Events in American History
But thinking about this assignment has gotten me to put things in perspective. Obama is bad, no doubt, but he isn't this big watershed in American history. He's not the first President to lie about himself. Not even the first President to fight rumors of his religious affiliation (Lincoln was accused of being a Catholic). He isn't the first President to jack the national debt sky high, and he won't be the last. He isn't the first President to vastly increase the power of the government at the expense of individuals, and he won't be the last. He isn't the first President to bail out big corporations on the taxpayers' backs, and it's virtually certain that he won't be the last.
So what are the big watershed events in American history? Well, it depends where you start it from. Let's start it from the Revolutionary War, because up until that point, there was no America as a nation. It was just British colonies. So:
1. The Signing of the Declaration of Independence (1776).
This is a no-brainer. This was the document that turned a bunch of rebellious colonists into a nation in their own right. It was not only a watershed event for America; it was a watershed event for the world. The creation of a nation in which the people were sovereign was novel and extraordinary, and an awful lot of people were convinced it wouldn't last.
2. The Ratification of the United States Constitution (1789).
Since the Constitution, in theory, is the defining document of the United States, specifying how the government of the United States is to be constituted (that being where the word "constitution" comes from, after all), the ratification of this document can be said to have created the United States.
3. The Whiskey Rebellion (1791-1794).
This was the first major violation of the Constitution by the United States government. In response to non-payment of a whiskey tax that was itself in violation of the Constitution (since it stemmed from Alexander Hamilton's decision to nationalize the debts incurred by the various states during the Revolutionary War), George Washington led 13,000 troops against farmers in southwestern Pennsylvania.

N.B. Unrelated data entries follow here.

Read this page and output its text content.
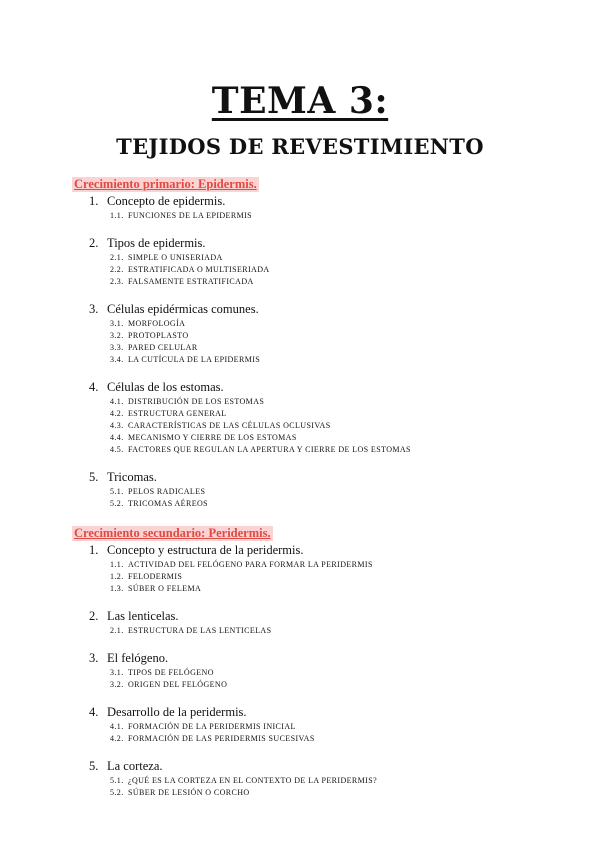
TEMA 3:
TEJIDOS DE REVESTIMIENTO
Crecimiento primario: Epidermis.
1. Concepto de epidermis.
1.1. FUNCIONES DE LA EPIDERMIS
2. Tipos de epidermis.
2.1. SIMPLE O UNISERIADA
2.2. ESTRATIFICADA O MULTISERIADA
2.3. FALSAMENTE ESTRATIFICADA
3. Células epidérmicas comunes.
3.1. MORFOLOGÍA
3.2. PROTOPLASTO
3.3. PARED CELULAR
3.4. LA CUTÍCULA DE LA EPIDERMIS
4. Células de los estomas.
4.1. DISTRIBUCIÓN DE LOS ESTOMAS
4.2. ESTRUCTURA GENERAL
4.3. CARACTERÍSTICAS DE LAS CÉLULAS OCLUSIVAS
4.4. MECANISMO Y CIERRE DE LOS ESTOMAS
4.5. FACTORES QUE REGULAN LA APERTURA Y CIERRE DE LOS ESTOMAS
5. Tricomas.
5.1. PELOS RADICALES
5.2. TRICOMAS AÉREOS
Crecimiento secundario: Peridermis.
1. Concepto y estructura de la peridermis.
1.1. ACTIVIDAD DEL FELÓGENO PARA FORMAR LA PERIDERMIS
1.2. FELODERMIS
1.3. SÚBER O FELEMA
2. Las lenticelas.
2.1. ESTRUCTURA DE LAS LENTICELAS
3. El felógeno.
3.1. TIPOS DE FELÓGENO
3.2. ORIGEN DEL FELÓGENO
4. Desarrollo de la peridermis.
4.1. FORMACIÓN DE LA PERIDERMIS INICIAL
4.2. FORMACIÓN DE LAS PERIDERMIS SUCESIVAS
5. La corteza.
5.1. ¿QUÉ ES LA CORTEZA EN EL CONTEXTO DE LA PERIDERMIS?
5.2. SÚBER DE LESIÓN O CORCHO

4. Marbury v. Madison (1803).
This was the second major violation of the Constitution. Chief Justice John Marshall (a first cousin of Thomas Jefferson) invented the idea of "judicial review", claiming that the Supreme Court was the ultimate decisor of Constitutionality, a power not granted it by the Constitution. This was an enormous usurpation of power.
5. The War of Southern Independence (1861-1865).
Commonly called by the misnomer "The Civil War" (a civil war is an internal struggle between factions in a state for control of that state, which was never at issue during this war), this war was the point at which the struggle between advocates of individual rights, as Thomas Jefferson had advocated, finally lost to advocates of a strong, imperial government, as Alexander Hamilton had advocated. From this point on, there were no serious checks on the power of the Federal government.
6. Santa Clara County v. Southern Pacific Railroad (1886).
In this case dealing with railroad property taxes, the court reporter stated in the headnote of the case that the Supreme Court considers corporations to have the rights granted to persons within United States jurisdiction by the Fourteenth Amendment. This view does not appear in the court's opinion, but has been considered to be law ever since then. Since corporations are effectively immortal, and since corporate boards are required -- by law -- to act for the benefit of shareholders, first and foremost, they can't be said to have a conscience. The granting of the rights of persons to what are to all intents and purposes uncontrollable Frankenstein monsters was an enormous watershed in history.
7. The Creation of the Federal Reserve System (1913).
For the first time, the government of the United States delegated its right to create money to a private banking cartel. This was contrary to the Constitution, but as a check on government power, the Constitution had effectively been set aside by this point. Since then, the Federal Reserve Board, which can be appointed and unappointed by the government, but which cannot be audited by the government, and answers only to itself, has been in charge of the wealth of Americans.
After all of these erosions of Constitutional limitations on the government, Barack Obama's actions are only extraordinary in degree; not kind.